“Sin” is not the first word that comes to mind when meeting Jennifer Luxmoore, the mastermind behind the recently opened Sin on Westminster. Luxmoore has a pixie-ish demeanor and a voice reminiscent of hushed conversations with my best girlfriends. Her sinful streak becomes apparent soon, though, when she’s asked about the origins of her bakery’s sweets-with-booze concept. “I realized with my husband that we often wanted a dessert or a drink at the end of an evening out,” she says, “and we didn’t want to choose one or the other.”
For this month’s column, Jennifer shared how to make the Black Forest cocktail, her personal favorite. It riffs on the famed chocolate-cherry German cake in a sophisticated way: It involves no cake crumbs or frosting, no cavity-inducing whipped creams and no sprinkles. It’s not a dessert cocktail per se, but rather a cocktail designed to be paired with dessert.
Jennifer and her team create pairings through what sounds like Willy Wonka’s lab for drinking-age adults. “We always begin with the dessert,” Luxmoore tells me, “and then there’s an experimental period, trying to find combinations that complement it best.” Devising the Black Forest was a challenge, she says, in that it had to play nice with a chocolate bread pudding that’s covered with dollops of mint gelato. “A too-chocolatey drink would feel overwhelming,” she explains, “but something too minty could invoke mouthwash.”

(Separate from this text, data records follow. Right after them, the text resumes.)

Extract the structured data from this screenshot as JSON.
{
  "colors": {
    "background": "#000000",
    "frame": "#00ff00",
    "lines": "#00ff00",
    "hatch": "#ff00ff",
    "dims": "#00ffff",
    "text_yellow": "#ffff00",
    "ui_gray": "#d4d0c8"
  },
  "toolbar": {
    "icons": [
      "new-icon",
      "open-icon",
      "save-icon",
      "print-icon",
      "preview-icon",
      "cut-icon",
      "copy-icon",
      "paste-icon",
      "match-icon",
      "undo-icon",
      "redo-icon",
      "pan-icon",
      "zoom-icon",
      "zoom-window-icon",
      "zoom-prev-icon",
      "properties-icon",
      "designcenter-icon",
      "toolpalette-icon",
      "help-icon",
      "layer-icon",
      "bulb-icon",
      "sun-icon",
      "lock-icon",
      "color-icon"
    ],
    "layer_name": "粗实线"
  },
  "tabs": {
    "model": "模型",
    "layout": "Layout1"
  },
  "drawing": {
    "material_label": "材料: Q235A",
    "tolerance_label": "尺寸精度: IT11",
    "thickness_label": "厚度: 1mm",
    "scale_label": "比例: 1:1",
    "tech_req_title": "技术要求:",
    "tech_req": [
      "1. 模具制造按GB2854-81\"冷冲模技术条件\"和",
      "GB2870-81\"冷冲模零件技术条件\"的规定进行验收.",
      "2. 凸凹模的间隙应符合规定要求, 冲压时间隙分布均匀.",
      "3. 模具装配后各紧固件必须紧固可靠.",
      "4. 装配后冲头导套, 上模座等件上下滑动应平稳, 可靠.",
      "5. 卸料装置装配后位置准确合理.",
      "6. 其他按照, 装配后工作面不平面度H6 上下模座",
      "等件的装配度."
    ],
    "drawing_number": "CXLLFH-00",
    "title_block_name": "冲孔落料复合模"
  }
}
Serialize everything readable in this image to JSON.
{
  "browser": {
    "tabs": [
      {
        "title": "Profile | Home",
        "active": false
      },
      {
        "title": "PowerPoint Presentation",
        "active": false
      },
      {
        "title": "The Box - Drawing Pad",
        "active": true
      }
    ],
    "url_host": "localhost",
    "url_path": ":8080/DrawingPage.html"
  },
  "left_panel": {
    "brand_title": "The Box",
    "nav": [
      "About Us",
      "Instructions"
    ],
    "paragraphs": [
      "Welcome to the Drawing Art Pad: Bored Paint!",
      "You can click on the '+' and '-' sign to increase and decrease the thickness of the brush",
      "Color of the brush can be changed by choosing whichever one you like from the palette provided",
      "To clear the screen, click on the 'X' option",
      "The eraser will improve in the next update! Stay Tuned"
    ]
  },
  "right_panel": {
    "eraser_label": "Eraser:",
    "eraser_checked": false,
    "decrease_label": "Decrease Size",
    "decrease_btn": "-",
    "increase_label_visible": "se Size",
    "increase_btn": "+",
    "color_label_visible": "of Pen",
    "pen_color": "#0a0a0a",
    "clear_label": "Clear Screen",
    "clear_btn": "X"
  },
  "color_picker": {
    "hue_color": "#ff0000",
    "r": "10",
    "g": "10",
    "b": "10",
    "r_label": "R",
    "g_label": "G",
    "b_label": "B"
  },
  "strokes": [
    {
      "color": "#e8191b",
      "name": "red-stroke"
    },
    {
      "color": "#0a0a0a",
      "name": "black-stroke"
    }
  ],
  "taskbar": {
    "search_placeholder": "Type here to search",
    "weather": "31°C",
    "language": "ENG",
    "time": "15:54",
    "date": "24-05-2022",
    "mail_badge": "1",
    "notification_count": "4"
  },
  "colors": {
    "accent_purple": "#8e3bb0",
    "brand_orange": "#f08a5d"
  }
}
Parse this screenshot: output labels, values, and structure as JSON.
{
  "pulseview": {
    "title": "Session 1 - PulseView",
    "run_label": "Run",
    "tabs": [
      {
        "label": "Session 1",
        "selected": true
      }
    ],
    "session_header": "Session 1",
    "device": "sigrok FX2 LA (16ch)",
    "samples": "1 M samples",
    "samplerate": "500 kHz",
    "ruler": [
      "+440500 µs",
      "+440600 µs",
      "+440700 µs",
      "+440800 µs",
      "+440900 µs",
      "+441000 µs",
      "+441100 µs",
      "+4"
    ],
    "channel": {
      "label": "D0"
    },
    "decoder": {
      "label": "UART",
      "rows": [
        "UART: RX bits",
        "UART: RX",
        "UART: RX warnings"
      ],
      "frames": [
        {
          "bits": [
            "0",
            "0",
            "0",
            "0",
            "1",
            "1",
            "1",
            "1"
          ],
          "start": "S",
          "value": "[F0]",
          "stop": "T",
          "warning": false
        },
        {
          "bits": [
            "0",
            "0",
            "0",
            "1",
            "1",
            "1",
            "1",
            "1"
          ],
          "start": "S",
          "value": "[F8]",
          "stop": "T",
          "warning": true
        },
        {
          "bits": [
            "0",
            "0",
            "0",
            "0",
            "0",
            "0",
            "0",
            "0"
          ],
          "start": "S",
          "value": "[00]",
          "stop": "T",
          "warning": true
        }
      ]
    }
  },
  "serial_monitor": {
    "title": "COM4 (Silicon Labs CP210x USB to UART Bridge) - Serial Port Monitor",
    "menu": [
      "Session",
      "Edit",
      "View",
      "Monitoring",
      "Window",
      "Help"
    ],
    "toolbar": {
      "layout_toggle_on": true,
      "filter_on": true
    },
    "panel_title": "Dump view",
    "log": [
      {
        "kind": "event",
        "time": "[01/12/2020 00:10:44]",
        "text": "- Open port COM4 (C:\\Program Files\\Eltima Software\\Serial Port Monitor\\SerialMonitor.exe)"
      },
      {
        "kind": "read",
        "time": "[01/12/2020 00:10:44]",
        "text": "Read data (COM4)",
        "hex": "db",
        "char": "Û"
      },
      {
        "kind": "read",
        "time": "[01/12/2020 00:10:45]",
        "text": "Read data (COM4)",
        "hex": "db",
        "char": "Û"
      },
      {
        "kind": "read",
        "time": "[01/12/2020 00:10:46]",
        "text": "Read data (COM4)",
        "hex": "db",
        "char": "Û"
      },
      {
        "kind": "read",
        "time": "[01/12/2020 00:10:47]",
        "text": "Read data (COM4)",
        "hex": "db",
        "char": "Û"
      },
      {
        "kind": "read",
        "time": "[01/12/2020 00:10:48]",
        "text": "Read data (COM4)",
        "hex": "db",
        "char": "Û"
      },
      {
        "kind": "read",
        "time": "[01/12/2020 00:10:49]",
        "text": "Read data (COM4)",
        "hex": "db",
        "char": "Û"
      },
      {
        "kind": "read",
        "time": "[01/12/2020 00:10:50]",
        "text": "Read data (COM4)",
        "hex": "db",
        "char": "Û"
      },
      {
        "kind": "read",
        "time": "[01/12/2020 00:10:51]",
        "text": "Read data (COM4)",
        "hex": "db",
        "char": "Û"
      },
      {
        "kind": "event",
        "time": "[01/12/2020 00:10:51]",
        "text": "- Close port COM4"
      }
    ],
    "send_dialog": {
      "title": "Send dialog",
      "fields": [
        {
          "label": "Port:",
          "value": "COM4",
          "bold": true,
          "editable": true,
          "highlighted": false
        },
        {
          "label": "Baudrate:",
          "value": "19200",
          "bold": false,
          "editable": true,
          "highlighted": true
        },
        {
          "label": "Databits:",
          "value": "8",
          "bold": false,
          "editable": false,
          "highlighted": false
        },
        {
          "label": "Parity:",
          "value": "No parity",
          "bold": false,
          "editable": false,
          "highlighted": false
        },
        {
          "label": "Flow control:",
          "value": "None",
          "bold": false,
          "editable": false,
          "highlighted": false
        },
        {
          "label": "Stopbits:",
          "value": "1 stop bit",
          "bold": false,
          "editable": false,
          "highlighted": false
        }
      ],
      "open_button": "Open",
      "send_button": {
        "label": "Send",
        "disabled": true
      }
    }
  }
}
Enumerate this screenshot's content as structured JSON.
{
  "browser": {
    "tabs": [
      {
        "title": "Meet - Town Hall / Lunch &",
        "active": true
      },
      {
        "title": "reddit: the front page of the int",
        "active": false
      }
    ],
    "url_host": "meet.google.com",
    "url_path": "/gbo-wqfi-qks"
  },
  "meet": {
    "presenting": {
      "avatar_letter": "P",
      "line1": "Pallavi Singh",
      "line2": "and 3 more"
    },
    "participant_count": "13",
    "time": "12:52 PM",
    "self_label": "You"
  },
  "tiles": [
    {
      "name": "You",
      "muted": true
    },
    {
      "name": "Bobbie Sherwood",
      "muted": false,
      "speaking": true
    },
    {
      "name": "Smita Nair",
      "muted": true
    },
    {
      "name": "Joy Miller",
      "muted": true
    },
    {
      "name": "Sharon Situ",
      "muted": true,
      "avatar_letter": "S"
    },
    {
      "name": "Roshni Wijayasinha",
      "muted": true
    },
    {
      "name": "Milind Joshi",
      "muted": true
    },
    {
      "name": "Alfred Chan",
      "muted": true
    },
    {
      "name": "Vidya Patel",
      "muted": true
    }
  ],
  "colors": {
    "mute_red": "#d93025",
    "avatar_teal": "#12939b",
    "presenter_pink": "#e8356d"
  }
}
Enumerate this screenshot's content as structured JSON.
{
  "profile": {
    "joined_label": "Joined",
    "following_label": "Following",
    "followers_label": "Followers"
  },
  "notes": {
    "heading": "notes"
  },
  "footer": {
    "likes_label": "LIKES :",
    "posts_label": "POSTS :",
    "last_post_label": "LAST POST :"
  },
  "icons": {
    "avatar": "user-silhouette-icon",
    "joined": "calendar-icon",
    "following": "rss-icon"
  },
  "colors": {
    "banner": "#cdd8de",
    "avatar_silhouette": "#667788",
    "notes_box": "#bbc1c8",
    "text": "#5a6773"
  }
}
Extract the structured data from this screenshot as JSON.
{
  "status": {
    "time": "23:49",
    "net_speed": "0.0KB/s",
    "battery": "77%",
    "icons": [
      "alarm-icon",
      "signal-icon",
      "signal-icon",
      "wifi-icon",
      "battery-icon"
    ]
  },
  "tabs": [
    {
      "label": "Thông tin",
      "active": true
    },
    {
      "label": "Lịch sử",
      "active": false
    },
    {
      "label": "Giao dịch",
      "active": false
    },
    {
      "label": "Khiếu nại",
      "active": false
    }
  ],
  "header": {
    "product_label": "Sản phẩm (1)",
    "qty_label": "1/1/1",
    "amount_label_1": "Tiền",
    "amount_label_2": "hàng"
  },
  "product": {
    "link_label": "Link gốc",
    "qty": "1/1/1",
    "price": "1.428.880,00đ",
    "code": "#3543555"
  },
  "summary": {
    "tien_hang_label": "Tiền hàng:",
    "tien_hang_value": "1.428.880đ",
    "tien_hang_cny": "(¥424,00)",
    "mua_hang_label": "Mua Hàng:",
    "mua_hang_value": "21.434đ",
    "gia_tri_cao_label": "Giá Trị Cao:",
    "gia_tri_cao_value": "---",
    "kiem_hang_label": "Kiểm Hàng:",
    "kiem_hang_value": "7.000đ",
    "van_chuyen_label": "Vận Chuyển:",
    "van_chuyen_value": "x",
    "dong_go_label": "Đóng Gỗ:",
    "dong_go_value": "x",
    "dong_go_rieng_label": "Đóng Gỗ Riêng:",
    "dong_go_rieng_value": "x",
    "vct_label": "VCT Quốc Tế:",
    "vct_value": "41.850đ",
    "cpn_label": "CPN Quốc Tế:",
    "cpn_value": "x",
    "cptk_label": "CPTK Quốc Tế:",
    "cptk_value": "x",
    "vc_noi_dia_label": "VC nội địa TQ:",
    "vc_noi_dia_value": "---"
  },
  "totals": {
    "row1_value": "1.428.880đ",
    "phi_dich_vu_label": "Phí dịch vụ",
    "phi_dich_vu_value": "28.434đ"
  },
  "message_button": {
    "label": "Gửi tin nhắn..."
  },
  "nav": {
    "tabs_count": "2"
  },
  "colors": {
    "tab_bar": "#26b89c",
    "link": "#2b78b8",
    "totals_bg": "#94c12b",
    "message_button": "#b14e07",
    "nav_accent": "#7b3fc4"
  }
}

She credits her bar manager, Bruce Livingston, with finding a clever solution. He followed a hunch about a bourbon base, and then added very, very subtle chocolate undertones with crème de cacao and Aztec bitters.
In fact, Jennifer doles out credit effusively, whether speaking about her staff, her colleagues at the Dorrance and Seven Stars (who offered input and led tastings), or West End denizens, whom she praises as remarkably welcoming. Apparently, sin is very in.
Black Forest – Serves One
The Sin team alternates between bourbon and rye depending upon the customer’s palate. Rye imparts more smokiness than standard bourbon, for instance, and the Mad River brand that they like also has back notes of maple. As for the cherries, they house-cure their own with Luxardo. Time-saving home bartenders can pick some up at Whole Foods or online, adding a bit of “sloth” to the sinful mix.
• 2 oz whiskey
(Mad River Revolution rye or
Four Roses bourbon)
• 1/2 oz Luxardo
• 1 oz crème de cacao
• 6 dashes of Aztec chocolate
• Luxardo cherries
• Orange peel for garnish
In a cocktail shaker or tall glass filled with ice, add all ingredients but the orange peel. Stir to blend, then strain into an Old Fashioned glass with fresh ice. Garnish with the orange peel and a cherry – or two.